Like a driver who has ignored the warning lights on the dashboard for many miles, England can hardly be shocked that their vehicle has finally broken down.
A team that has dropped, on average, two chances an innings (15 so far this series), cannot be shocked that their fielding errors have finally cost them dear.
A team that, Alastair Cook and Joe Root apart, has not produced a century from the top five since May 2015 (when Adam Lyth made 107 against New Zealand), cannot be shocked when that over-reliance is exploited.
And a team that has, in recent years, played its domestic cricket on green seamers that provide copious assistance to medium-pacers and allow little space for spinners cannot be surprised when, on the better batting surfaces prevalent in international cricket, its spinners, in particular, are found wanting.
These problems have been apparent for months. It should surprise nobody that, from time to time, they come back to bite.
None of this means that England are a poor side. They have, in Root, Cook and Ben Stokes, the basis of a strong top six and, in James Anderson, Stuart Broad and Chris Woakes, the basis of a strong attack.
But what they also have, what they had at the start of the year and have still, is holes. They are still looking for an opener, they are still looking for at least one middle-order batsman and they are still looking for a replacement spinner for Graeme Swann who, even in unhelpful conditions, can bowl economically and provide a measure of control in the field. The emergence of Woakes and the successful promotion of Root to No. 3 are the only areas of progress this summer.
Alex Hales' performance in this match has been painful. He has, at times this summer, shown improvement as a Test opener. Three times he came close to a maiden century against Sri Lanka (he made scores of 86, 83 and 94 in successive matches), each time demonstrating a tighter technique and increased composure. It is true that the Sri Lankan attack is not the strongest, but conditions were often bowler-friendly.
Against this higher-quality attack, he has struggled. Only once in eight innings has he reached 25 and five times he has fallen to edges caught in the cordon. His lapse of judgment here - going to remonstrate with the TV umpire - was a manifestation of his growing anxiety. The same might be said of his use of the DRS (without consultation with his batting partner, Root) in the second innings here: it was the review of Nick Compton in Centurion or Shane Watson in Cardiff. It was the review of a desperate man.

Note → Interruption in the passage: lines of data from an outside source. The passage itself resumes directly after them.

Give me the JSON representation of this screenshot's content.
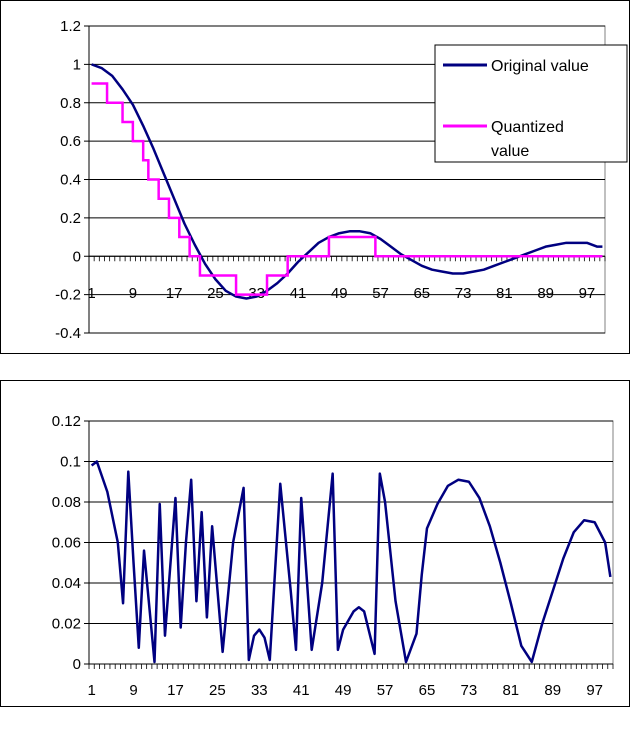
{
  "chart_data": [
    {
      "type": "line",
      "title": "",
      "xlabel": "",
      "ylabel": "",
      "xlim": [
        1,
        100
      ],
      "ylim": [
        -0.4,
        1.2
      ],
      "x_tick_labels": [
        "1",
        "9",
        "17",
        "25",
        "33",
        "41",
        "49",
        "57",
        "65",
        "73",
        "81",
        "89",
        "97"
      ],
      "y_tick_labels": [
        "1.2",
        "1",
        "0.8",
        "0.6",
        "0.4",
        "0.2",
        "0",
        "-0.2",
        "-0.4"
      ],
      "grid": "horizontal",
      "legend": "right",
      "colors": {
        "original": "#000080",
        "quantized": "#ff00ff"
      },
      "series": [
        {
          "name": "Original value",
          "x": [
            1,
            3,
            5,
            7,
            9,
            11,
            13,
            15,
            17,
            19,
            21,
            23,
            25,
            27,
            29,
            31,
            33,
            35,
            37,
            39,
            41,
            43,
            45,
            47,
            49,
            51,
            53,
            55,
            57,
            59,
            61,
            63,
            65,
            67,
            69,
            71,
            73,
            75,
            77,
            79,
            81,
            83,
            85,
            87,
            89,
            91,
            93,
            95,
            97,
            99,
            100
          ],
          "values": [
            1,
            0.98,
            0.94,
            0.87,
            0.79,
            0.68,
            0.56,
            0.43,
            0.3,
            0.17,
            0.06,
            -0.04,
            -0.12,
            -0.18,
            -0.21,
            -0.22,
            -0.21,
            -0.18,
            -0.14,
            -0.09,
            -0.03,
            0.02,
            0.07,
            0.1,
            0.12,
            0.13,
            0.13,
            0.12,
            0.09,
            0.05,
            0.01,
            -0.02,
            -0.05,
            -0.07,
            -0.08,
            -0.09,
            -0.09,
            -0.08,
            -0.07,
            -0.05,
            -0.03,
            -0.01,
            0.01,
            0.03,
            0.05,
            0.06,
            0.07,
            0.07,
            0.07,
            0.05,
            0.05
          ]
        },
        {
          "name": "Quantized value",
          "x": [
            1,
            4,
            4,
            7,
            7,
            9,
            9,
            11,
            11,
            12,
            12,
            14,
            14,
            16,
            16,
            18,
            18,
            20,
            20,
            22,
            22,
            24,
            24,
            26,
            26,
            29,
            29,
            35,
            35,
            39,
            39,
            47,
            47,
            56,
            56,
            100
          ],
          "values": [
            0.9,
            0.9,
            0.8,
            0.8,
            0.7,
            0.7,
            0.6,
            0.6,
            0.5,
            0.5,
            0.4,
            0.4,
            0.3,
            0.3,
            0.2,
            0.2,
            0.1,
            0.1,
            0,
            0,
            -0.1,
            -0.1,
            -0.1,
            -0.1,
            -0.1,
            -0.1,
            -0.2,
            -0.2,
            -0.1,
            -0.1,
            0,
            0,
            0.1,
            0.1,
            0,
            0
          ]
        }
      ]
    },
    {
      "type": "line",
      "title": "",
      "xlabel": "",
      "ylabel": "",
      "xlim": [
        1,
        100
      ],
      "ylim": [
        0,
        0.12
      ],
      "x_tick_labels": [
        "1",
        "9",
        "17",
        "25",
        "33",
        "41",
        "49",
        "57",
        "65",
        "73",
        "81",
        "89",
        "97"
      ],
      "y_tick_labels": [
        "0.12",
        "0.1",
        "0.08",
        "0.06",
        "0.04",
        "0.02",
        "0"
      ],
      "grid": "horizontal",
      "legend": "none",
      "colors": {
        "line": "#000080"
      },
      "series": [
        {
          "x": [
            1,
            2,
            4,
            6,
            7,
            8,
            9,
            10,
            11,
            13,
            14,
            15,
            16,
            17,
            18,
            19,
            20,
            21,
            22,
            23,
            24,
            26,
            28,
            30,
            31,
            32,
            33,
            34,
            35,
            37,
            39,
            40,
            41,
            43,
            45,
            47,
            48,
            49,
            51,
            52,
            53,
            55,
            56,
            57,
            59,
            61,
            63,
            64,
            65,
            67,
            69,
            71,
            73,
            75,
            77,
            79,
            81,
            83,
            85,
            87,
            89,
            91,
            93,
            95,
            97,
            99,
            100
          ],
          "values": [
            0.098,
            0.1,
            0.085,
            0.06,
            0.03,
            0.095,
            0.05,
            0.008,
            0.056,
            0.001,
            0.079,
            0.014,
            0.048,
            0.082,
            0.018,
            0.06,
            0.091,
            0.031,
            0.075,
            0.023,
            0.068,
            0.006,
            0.06,
            0.087,
            0.002,
            0.014,
            0.017,
            0.013,
            0.002,
            0.089,
            0.036,
            0.007,
            0.082,
            0.007,
            0.04,
            0.094,
            0.007,
            0.017,
            0.026,
            0.028,
            0.026,
            0.005,
            0.094,
            0.08,
            0.031,
            0.001,
            0.015,
            0.044,
            0.067,
            0.079,
            0.088,
            0.091,
            0.09,
            0.082,
            0.068,
            0.05,
            0.03,
            0.009,
            0.001,
            0.02,
            0.036,
            0.052,
            0.065,
            0.071,
            0.07,
            0.06,
            0.043
          ]
        }
      ]
    }
  ]
}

Before this match, Hales still had a decent chance of making the trip to Asia. But the combination of his poor catching - whatever the promise of his batting, we really have seen enough to know that he should not be fielding in the cordon - and his immature response to adversity has done him no favours. England may well be back to square one with the opening position. The fact that Lyth is a fine slip fielder - an aching absence within this side - should do his prospects of a recall no harm at all.
England are also still in the market for a middle-order batsman. Seven Tests, 11 innings and an average of 19.27 tell their own story about James Vince's first foray in Test cricket. Those flowing drives that have been such a strength in the Championship - or in the lower division of the Championship, anyway - were a weakness at this level. Bowlers have encouraged the stroke, knowing that, sooner or later, it would bring opportunity.

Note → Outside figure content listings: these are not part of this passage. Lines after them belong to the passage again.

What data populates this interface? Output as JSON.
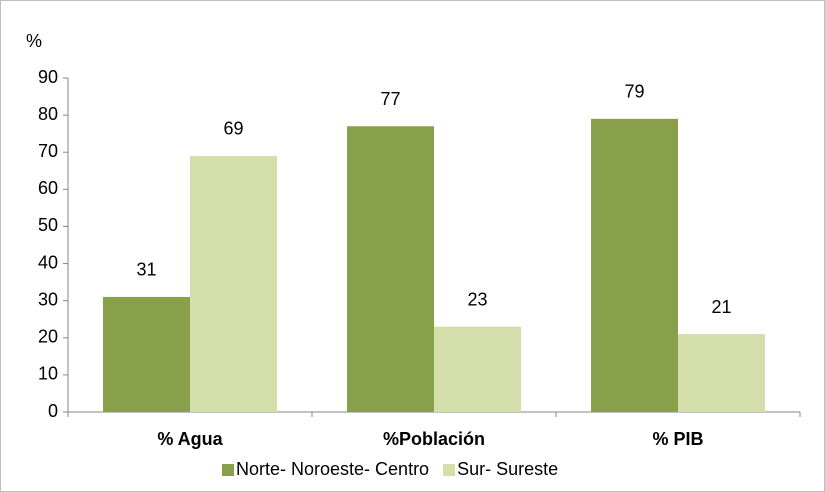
{
  "chart_data": {
    "type": "bar",
    "y_label": "%",
    "categories": [
      "% Agua",
      "%Población",
      "% PIB"
    ],
    "series": [
      {
        "name": "Norte- Noroeste- Centro",
        "color": "#88a04a",
        "values": [
          31,
          77,
          79
        ]
      },
      {
        "name": "Sur- Sureste",
        "color": "#d3deab",
        "values": [
          69,
          23,
          21
        ]
      }
    ],
    "ylim": [
      0,
      90
    ],
    "yticks": [
      0,
      10,
      20,
      30,
      40,
      50,
      60,
      70,
      80,
      90
    ],
    "grid": false
  }
}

It doesn't necessarily mean the selectors were wrong to persist with him. It means they backed their hunch and demonstrated their consistency. They were true to their ethos of giving a player "a game too many" rather than "a game too few." But the experiment has to end here. To pick him for the Asian tours would not just be stubborn, but insanely optimistic. He is young enough and talented enough to go back to county cricket and make the weaknesses of this season the strengths of next, as Bob Woolmer used to say.
England's seamers didn't bowl badly here. They were defeated by a combination of a great batsman, a decent pitch and the inability of their fielders to accept regulation chances. Yes, they were worn down and yes, Anderson's declining pace has to be acknowledged, but they don't have too many reasons for beating themselves up.

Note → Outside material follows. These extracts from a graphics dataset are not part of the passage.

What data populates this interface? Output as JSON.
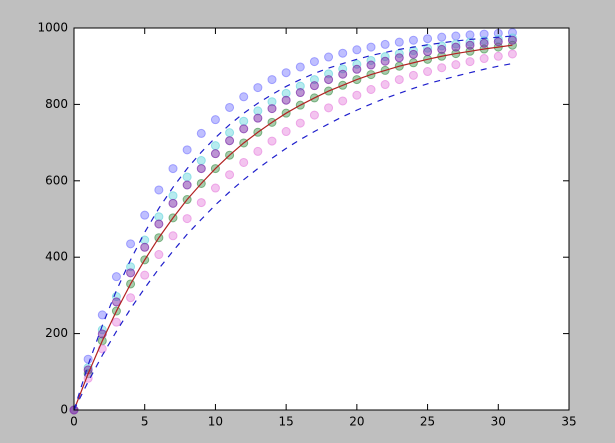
{
  "chart_data": {
    "type": "scatter",
    "x": [
      0,
      1,
      2,
      3,
      4,
      5,
      6,
      7,
      8,
      9,
      10,
      11,
      12,
      13,
      14,
      15,
      16,
      17,
      18,
      19,
      20,
      21,
      22,
      23,
      24,
      25,
      26,
      27,
      28,
      29,
      30,
      31
    ],
    "series": [
      {
        "style": "points",
        "color": "#8080ff",
        "values": [
          0,
          133,
          249,
          349,
          435,
          510,
          576,
          632,
          681,
          724,
          760,
          792,
          820,
          844,
          865,
          883,
          898,
          912,
          924,
          934,
          943,
          950,
          957,
          963,
          968,
          972,
          976,
          979,
          982,
          984,
          986,
          988
        ]
      },
      {
        "style": "points",
        "color": "#70d8e0",
        "values": [
          0,
          111,
          210,
          297,
          375,
          445,
          506,
          561,
          610,
          653,
          692,
          726,
          756,
          783,
          807,
          829,
          848,
          865,
          880,
          893,
          905,
          915,
          925,
          933,
          941,
          947,
          953,
          958,
          963,
          967,
          971,
          974
        ]
      },
      {
        "style": "points",
        "color": "#4f9a5a",
        "values": [
          0,
          95,
          181,
          259,
          330,
          393,
          451,
          503,
          551,
          593,
          632,
          667,
          699,
          727,
          753,
          777,
          798,
          817,
          835,
          850,
          865,
          878,
          889,
          900,
          909,
          918,
          926,
          933,
          939,
          945,
          950,
          955
        ]
      },
      {
        "style": "points",
        "color": "#e88ae0",
        "values": [
          0,
          83,
          160,
          230,
          294,
          353,
          407,
          456,
          501,
          543,
          581,
          616,
          648,
          677,
          704,
          729,
          751,
          772,
          791,
          809,
          824,
          839,
          852,
          865,
          876,
          886,
          896,
          904,
          912,
          920,
          926,
          932
        ]
      },
      {
        "style": "points",
        "color": "#7a2aa8",
        "values": [
          0,
          105,
          199,
          283,
          359,
          426,
          487,
          541,
          589,
          632,
          671,
          705,
          736,
          764,
          789,
          811,
          831,
          849,
          865,
          879,
          892,
          903,
          913,
          922,
          931,
          938,
          944,
          950,
          955,
          960,
          964,
          968
        ]
      },
      {
        "style": "line",
        "dash": "solid",
        "color": "#b22222",
        "values": [
          0,
          95,
          181,
          259,
          330,
          393,
          451,
          503,
          551,
          593,
          632,
          667,
          699,
          727,
          753,
          777,
          798,
          817,
          835,
          850,
          865,
          878,
          889,
          900,
          909,
          918,
          926,
          933,
          939,
          945,
          950,
          955
        ]
      },
      {
        "style": "line",
        "dash": "dashed",
        "color": "#1f1fcc",
        "values": [
          0,
          118,
          221,
          313,
          393,
          465,
          528,
          583,
          632,
          675,
          713,
          747,
          777,
          803,
          826,
          847,
          865,
          881,
          895,
          907,
          918,
          928,
          936,
          944,
          950,
          956,
          961,
          966,
          970,
          973,
          976,
          979
        ]
      },
      {
        "style": "line",
        "dash": "dashed",
        "color": "#1f1fcc",
        "values": [
          0,
          74,
          143,
          206,
          265,
          319,
          370,
          416,
          460,
          499,
          537,
          571,
          603,
          632,
          659,
          685,
          708,
          729,
          749,
          768,
          785,
          801,
          816,
          829,
          842,
          854,
          864,
          874,
          883,
          892,
          900,
          907
        ]
      }
    ],
    "xlim": [
      0,
      35
    ],
    "xticks": [
      0,
      5,
      10,
      15,
      20,
      25,
      30,
      35
    ],
    "ylim": [
      0,
      1000
    ],
    "yticks": [
      0,
      200,
      400,
      600,
      800,
      1000
    ],
    "grid": false
  }
}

Which brings us to Moeen Ali. This has been a match that could be used by his critics to attack him and his supporters to praise him. Suffice to say, he has batted beautifully but, with the ball, been unable to contain the Pakistan batsmen. By conceding 4.62 runs an over throughout the series, he has been unable to fulfil a major part of his role. Whether any other spinner available to England would have performed notably better is debatable - Moeen really may be the best they have to offer - but it remains an area of considerable weakness. On the brink of two Asian tours, that is a major worry.
Perhaps Moeen et al will pull off a major recovery act on day four. It seems unlikely, not least on the basis of the way Gary Ballance groped at Yasir Shah's leg-spin on the third evening, but we live in strange times.
Whatever happens, though, England should not use it to mask their faults. They are a decent side with a few players of outstanding potential. They have gone, in little over 18 months, from no-hopers to the brink of No. 1 in the world. The fact that it looks as if they will fall short of that mark for now might be no bad thing in the grand scheme of things. It would have been a premature accolade and, potentially, a burden.
Besides, whichever side you support in world cricket, it is hard not to admire and warm to this Pakistan side who, despite every challenge and setback, may be on the brink of reaching that No.1 ranking for the first time themselves. England can learn much from their resilience, their determination and their spirit.